TI 66AK2E05 custom SoM

Layout view of the 12Layer HDI board

Layout view of the 12Layer HDI board


Ti 66AK2E05 SoM with Zynq BMC

Ti 66AK2E05 SoM with Zynq BMC

Design a compact module for the Texas Instruments 66AK2E05 Processor with memory subsystem, clock sources for the processor cores and high speed serial interfaces. Provide flexible access to GPIOs and debug interfaces.


The Ti 66AK2E05 requires a precisely timed power up , reset and configuration signal sequence in order to reach a functional state. The configuration- or mode-pins are shared with the GPIO pins, which need to be available after power up.

The high speed transceivers (up to 10 Gb) require a low jitter power source, low jitter clock reference and a capable interconnect in order to have adequate link budget on low cost carrier PCBs.
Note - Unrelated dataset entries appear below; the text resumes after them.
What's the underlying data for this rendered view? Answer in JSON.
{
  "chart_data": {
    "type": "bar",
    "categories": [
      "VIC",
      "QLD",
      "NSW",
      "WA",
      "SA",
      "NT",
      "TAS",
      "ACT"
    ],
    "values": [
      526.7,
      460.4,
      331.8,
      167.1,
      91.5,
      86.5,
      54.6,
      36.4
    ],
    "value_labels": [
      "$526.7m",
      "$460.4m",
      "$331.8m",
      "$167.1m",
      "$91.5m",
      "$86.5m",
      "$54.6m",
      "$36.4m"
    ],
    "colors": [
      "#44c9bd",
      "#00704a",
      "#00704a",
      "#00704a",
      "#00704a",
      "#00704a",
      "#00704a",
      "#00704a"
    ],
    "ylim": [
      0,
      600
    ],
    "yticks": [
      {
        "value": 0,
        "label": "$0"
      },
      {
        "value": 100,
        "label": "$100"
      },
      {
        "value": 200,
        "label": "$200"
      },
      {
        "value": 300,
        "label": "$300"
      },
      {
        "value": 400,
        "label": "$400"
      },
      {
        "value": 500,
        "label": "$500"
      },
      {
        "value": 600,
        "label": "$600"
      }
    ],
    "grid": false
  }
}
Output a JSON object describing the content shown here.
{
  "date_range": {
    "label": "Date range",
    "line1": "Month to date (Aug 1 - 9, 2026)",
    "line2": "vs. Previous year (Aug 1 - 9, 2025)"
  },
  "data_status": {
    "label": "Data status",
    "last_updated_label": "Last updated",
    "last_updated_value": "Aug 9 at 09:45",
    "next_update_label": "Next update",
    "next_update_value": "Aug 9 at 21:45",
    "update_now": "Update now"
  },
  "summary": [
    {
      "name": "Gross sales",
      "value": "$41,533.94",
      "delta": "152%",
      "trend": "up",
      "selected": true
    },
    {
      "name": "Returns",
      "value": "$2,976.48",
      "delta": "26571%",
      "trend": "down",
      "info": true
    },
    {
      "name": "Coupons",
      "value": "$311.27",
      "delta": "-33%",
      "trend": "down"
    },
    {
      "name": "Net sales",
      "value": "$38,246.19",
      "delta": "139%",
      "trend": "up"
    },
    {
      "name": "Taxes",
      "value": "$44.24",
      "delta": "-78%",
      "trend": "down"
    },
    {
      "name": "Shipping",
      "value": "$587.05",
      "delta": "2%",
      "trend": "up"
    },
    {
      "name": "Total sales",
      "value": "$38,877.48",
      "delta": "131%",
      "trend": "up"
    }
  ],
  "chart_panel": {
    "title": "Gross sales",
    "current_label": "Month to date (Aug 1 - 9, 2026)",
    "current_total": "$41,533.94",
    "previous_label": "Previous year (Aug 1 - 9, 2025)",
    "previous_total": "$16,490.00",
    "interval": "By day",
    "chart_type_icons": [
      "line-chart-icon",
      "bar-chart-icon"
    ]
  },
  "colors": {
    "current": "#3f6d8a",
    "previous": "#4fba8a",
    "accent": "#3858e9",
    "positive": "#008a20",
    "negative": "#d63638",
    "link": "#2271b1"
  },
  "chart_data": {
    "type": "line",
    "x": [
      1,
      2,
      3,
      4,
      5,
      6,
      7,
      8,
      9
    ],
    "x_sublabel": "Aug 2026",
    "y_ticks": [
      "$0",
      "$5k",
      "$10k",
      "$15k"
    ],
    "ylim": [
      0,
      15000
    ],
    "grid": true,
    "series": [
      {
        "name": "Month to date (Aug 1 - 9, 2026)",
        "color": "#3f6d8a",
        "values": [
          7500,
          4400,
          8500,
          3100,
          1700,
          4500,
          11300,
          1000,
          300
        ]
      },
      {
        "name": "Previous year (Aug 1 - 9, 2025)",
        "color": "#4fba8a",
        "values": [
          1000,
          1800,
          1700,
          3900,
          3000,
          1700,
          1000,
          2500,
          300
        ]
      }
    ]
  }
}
Since the BMC (Board Management Controller) solution of the reference design was not adequate as it relied on a “boat-load” of SPI port expanders, level shifters and an obsolete micro- controller, we decided to implement our own BMC with a Xilinx Zynq. The power-up sequence is implemented as a hybrid design where HW counters in the FPGA fabric provide deterministic action points on a configurable timeline and the processing subsystem implements the I2C based configuration of clock chips and PM bus based Point of Load power management chips. The GPIO pins of the Ti that serve as mode pins during power up, are later multiplexed through the FPGA fabric and made avaliable as GPIO’s on the low speed connector of the module. Since the Zynq provides 200 pins on the FPGA fabric, we could implement a range of additional features that expand the possibilities of the module:

  • The Asynchronous memory interface of the Ti 66AK2E05 was mapped to the Zynq FPGA fabric, this allows for memory mapped peripherals to be implemented in the FPGA. Possible applications are precision timers, additional serial interfaces or security features such as HW encryption. Additional uses can be a serial loader from BMC to boot Flash of the Ti which is also on the asynchronous memory interface.
  • The Debug interface of the Ti was mapped to the FPGA fabric which allows for the implementation of an on-board debugger
  • The FPGA based GPIO pins on the module connector can be utilized as a debug port where a logic analyzer can be attached
  • Spare serial ports of the Ti were connected to the BMC’s serial ports, therefore data can easily be exchanged between the two processor systems. The Ti application can invoke a power cycle, request clock frequency changes or simply enquire about low level system conditions.
  • The 11 high speed clock references are generated by two CDCM6208 clock management chips which are driven by a range of on board and external reference sources.
  • High speed interconnect is provided by 28Gb capable connectors from Samtec.

Skills and Technologies used:

Impedance controlled Layout for fast DDR3 memory and high-speed serial links up to 10 Gb. Software development for BMC, FPGA development for BMC. Linux FSBL adaptations.